= Morris method =

Analysis in applied statistics

In applied statistics, the Morris method for global sensitivity analysis is a so-called one-factor-at-a-time method, meaning that in each run only one input parameter is given a new value. It facilitates a global sensitivity analysis by making a number $r$ of local changes at different points $x(1 \rightarrow r)$ of the possible range of input values.

==Method's details==

=== Elementary effects' distribution===
The finite distribution of elementary effects associated with the $i_{th}$ input factor, is obtained by randomly sampling different $x$ from $\Omega$, and is denoted by $F_i$.

===Variations===
In the original work of Morris the two sensitivity measures proposed were respectively the mean, $\mu$,
and the standard deviation, $\sigma$, of $F_i$. However, choosing Morris has the drawback that, if the distribution $F_i$ contains negative elements, which occurs when the model is non-monotonic, when computing the mean some effects may cancel each other out.
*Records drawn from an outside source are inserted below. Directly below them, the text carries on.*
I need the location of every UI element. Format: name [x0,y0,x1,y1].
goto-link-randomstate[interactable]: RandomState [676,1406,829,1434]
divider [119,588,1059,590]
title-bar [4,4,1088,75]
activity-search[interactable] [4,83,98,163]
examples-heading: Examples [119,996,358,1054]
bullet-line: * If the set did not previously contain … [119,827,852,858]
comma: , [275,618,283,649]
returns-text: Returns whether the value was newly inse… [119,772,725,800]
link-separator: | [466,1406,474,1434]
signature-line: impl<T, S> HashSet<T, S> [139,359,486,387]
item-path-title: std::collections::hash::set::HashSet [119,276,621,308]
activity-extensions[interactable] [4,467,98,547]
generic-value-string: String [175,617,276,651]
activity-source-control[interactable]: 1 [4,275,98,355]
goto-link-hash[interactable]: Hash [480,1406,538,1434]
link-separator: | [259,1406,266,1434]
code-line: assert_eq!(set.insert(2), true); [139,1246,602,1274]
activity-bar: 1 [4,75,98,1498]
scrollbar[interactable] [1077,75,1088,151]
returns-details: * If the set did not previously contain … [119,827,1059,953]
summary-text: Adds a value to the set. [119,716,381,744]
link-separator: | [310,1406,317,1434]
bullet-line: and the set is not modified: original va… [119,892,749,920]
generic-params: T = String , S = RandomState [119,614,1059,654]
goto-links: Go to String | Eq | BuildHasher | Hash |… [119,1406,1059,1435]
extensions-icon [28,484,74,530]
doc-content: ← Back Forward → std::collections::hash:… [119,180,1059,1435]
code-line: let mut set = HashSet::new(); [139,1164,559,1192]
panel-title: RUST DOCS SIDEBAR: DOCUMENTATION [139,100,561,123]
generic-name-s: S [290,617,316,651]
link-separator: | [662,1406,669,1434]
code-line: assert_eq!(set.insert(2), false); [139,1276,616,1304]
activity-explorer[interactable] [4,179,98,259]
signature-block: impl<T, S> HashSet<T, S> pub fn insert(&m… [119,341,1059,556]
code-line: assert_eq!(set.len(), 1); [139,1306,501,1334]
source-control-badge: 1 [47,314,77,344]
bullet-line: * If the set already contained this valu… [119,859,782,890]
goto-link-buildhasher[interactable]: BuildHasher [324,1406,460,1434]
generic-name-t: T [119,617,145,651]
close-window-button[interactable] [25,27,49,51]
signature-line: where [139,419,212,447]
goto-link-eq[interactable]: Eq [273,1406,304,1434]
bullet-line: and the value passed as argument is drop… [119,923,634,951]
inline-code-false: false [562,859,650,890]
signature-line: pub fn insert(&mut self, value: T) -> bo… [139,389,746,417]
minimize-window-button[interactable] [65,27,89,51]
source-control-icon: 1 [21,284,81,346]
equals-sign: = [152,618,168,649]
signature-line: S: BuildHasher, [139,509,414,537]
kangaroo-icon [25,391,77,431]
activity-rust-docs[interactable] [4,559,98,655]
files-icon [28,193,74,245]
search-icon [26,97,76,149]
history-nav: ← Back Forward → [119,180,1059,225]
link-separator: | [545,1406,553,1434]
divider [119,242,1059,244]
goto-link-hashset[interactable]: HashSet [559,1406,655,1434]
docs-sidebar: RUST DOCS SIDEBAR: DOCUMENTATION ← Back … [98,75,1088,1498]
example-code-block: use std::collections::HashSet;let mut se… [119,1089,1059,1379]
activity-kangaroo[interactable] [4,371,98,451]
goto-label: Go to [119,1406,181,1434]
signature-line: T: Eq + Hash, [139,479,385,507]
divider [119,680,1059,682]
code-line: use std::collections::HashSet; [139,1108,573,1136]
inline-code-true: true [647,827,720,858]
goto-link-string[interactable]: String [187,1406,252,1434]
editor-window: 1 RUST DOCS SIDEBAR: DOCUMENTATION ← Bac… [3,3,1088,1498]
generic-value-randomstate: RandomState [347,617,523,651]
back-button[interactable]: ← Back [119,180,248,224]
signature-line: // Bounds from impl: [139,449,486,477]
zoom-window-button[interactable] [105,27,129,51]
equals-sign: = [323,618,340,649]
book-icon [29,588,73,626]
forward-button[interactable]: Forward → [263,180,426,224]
Thus, the measure $\mu$ on its own is not reliable for ranking factors in order
of importance. It is necessary to consider at the same time the values of $\mu$ and $\sigma$, as a factor with elementary effects of different signs (that cancel each other out) would have a low value of $\mu$ but a
considerable value of $\sigma$ that avoids underestimating the factors.

===$\mu*$===
If the distribution $F_i$ contains negative elements, which occurs when the model is non-monotonic, when
computing the mean some effects may cancel each other out. When the goal is to rank factors in order of importance by making use of a single sensitivity measure, scientific advice is to use $\mu*$, which by making use of the absolute value, avoids the occurrence of effects of opposite signs.

In Revised Morris method $\mu*$ is used to detect input factors with an important overall influence on the output. $\sigma$ is used to detect factors involved in interaction with other factors or whose effect is non-linear.

==Method's steps==
The method starts by sampling a set of start values within the defined ranges of possible values for all input variables and calculating the subsequent model outcome. The second step changes the values for one variable (all other inputs remaining at their start values) and calculates the resulting change in model outcome compared to the first run. Next, the values for another variable are changed (the previous variable is kept at its changed value and all other ones kept at their start values) and the resulting change in model outcome compared to the second run is calculated. This goes on until all input variables are changed. This procedure is repeated $r$ times (where $r$ is usually taken between 5 and 15), each time with a different set of start values, which leads to a number of $r(k+1)$ runs, where $k$ is the number of input variables. Such number is very efficient compared to more demanding methods for sensitivity analysis.

A sensitivity analysis method widely used to screen factors in models of large dimensionality is the design proposed by Morris. The Morris method deals efficiently with models containing hundreds of input factors without relying on strict assumptions about the model, such as additivity or monotonicity of the model input-output relationship. The Morris method is simple to understand and implement, and its results are easily interpreted. Furthermore, it is economic in the sense that it requires a number of model evaluations that is linear in the number of model factors. The method can be regarded as global as the final measure is obtained by averaging a number of local measures (the elementary effects), computed at different points of the input space.